At the moment, the issue of debt slavery is very topical because of the case of Greece; but it is an issue that has a far more general significance.
Usury, the charging of interest on loans, has a history of being forbidden by several major religions, including not only the three Abrahamic religions, Judaism, Christianity and Islam, but also the ancient Vedic Scriptures of India.
Perhaps the reason for these religious traditions can be found in the remarkable properties of exponential growth. If any quantity, for example indebtedness, is growing at the rate of 3% per year, it will double in 23.1 years; if it is growing at the rate of 4% per year, the doubling time is 17.3 years. For a 5% growth rate, the doubling time is 13.9 years, if the growth rate is 7%, the doubling time is only 9.9 years. It follows that if a debt remains unpaid for a few years, most of the repayments will go for interest, rather than for reducing the amount of the debt.

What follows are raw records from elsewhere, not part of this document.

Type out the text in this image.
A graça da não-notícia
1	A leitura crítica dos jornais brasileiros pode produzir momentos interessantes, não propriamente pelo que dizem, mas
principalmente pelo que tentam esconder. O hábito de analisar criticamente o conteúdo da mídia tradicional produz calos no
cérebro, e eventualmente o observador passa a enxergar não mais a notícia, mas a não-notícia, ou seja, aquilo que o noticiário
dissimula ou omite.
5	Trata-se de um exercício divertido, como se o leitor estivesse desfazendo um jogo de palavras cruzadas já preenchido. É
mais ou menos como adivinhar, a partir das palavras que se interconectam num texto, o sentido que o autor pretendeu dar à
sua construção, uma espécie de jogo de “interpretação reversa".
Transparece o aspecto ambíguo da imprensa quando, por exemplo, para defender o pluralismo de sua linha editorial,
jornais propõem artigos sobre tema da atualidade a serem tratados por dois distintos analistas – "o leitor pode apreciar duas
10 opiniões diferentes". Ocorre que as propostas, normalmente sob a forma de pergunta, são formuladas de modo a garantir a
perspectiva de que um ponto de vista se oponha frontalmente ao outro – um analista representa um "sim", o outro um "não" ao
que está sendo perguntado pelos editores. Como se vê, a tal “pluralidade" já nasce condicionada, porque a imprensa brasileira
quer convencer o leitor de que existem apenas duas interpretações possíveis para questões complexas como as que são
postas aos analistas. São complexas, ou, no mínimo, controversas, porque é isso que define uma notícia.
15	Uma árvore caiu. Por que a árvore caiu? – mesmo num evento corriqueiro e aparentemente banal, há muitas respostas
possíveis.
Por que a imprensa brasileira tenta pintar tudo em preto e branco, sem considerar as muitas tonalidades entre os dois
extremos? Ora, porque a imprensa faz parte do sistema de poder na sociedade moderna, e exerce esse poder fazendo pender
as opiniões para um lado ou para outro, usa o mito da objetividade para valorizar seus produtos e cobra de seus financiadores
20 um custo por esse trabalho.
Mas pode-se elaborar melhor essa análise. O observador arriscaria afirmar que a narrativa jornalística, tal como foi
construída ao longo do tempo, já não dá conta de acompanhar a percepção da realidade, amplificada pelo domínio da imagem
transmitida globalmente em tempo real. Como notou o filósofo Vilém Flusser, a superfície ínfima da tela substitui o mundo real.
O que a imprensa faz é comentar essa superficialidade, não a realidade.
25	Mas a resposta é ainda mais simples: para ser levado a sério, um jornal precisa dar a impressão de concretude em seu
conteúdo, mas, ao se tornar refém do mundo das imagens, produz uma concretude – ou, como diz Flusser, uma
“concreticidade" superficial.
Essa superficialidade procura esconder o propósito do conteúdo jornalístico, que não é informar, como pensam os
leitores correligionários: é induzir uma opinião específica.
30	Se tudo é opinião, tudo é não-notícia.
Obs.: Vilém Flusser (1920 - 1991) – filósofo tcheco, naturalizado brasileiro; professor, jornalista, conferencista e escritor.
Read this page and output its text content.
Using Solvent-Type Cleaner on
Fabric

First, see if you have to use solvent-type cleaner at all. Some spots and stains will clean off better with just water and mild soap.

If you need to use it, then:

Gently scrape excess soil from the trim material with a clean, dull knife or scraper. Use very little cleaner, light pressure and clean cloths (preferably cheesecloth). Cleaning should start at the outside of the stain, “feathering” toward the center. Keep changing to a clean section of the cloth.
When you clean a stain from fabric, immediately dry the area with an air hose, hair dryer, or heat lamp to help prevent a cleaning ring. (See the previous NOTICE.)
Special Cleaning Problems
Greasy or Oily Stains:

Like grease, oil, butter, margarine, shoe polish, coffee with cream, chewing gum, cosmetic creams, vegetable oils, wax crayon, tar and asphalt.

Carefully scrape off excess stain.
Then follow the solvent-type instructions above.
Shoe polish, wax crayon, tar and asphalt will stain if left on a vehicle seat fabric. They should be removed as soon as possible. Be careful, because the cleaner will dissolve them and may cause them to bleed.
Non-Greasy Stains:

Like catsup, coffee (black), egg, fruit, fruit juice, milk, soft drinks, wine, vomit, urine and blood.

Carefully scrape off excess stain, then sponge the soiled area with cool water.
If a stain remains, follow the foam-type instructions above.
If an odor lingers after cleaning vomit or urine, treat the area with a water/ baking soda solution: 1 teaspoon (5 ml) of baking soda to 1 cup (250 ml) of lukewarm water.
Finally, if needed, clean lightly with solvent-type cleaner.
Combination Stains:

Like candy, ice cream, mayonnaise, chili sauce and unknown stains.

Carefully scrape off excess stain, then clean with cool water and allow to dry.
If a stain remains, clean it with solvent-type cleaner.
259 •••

In the case of the debts of third world countries to private banks in the industrialized parts of the world and to the IMF, many of the debts were incurred in the 1970’s for purposes which were of no benefit to local populations, for example purchase of military hardware. Today the debts remain, although the amount paid over the years by the developing countries is very many times the amount originally borrowed. Third world debt can be regarded as a means by which the industrialized nations extract raw materials from developing countries without any repayment whatever. In fact, besides extracting raw materials, they extract money. The injustice of this arrangement was emphasized recently by Pope Francis in his wonderful encyclical “Laudato Si’ ”.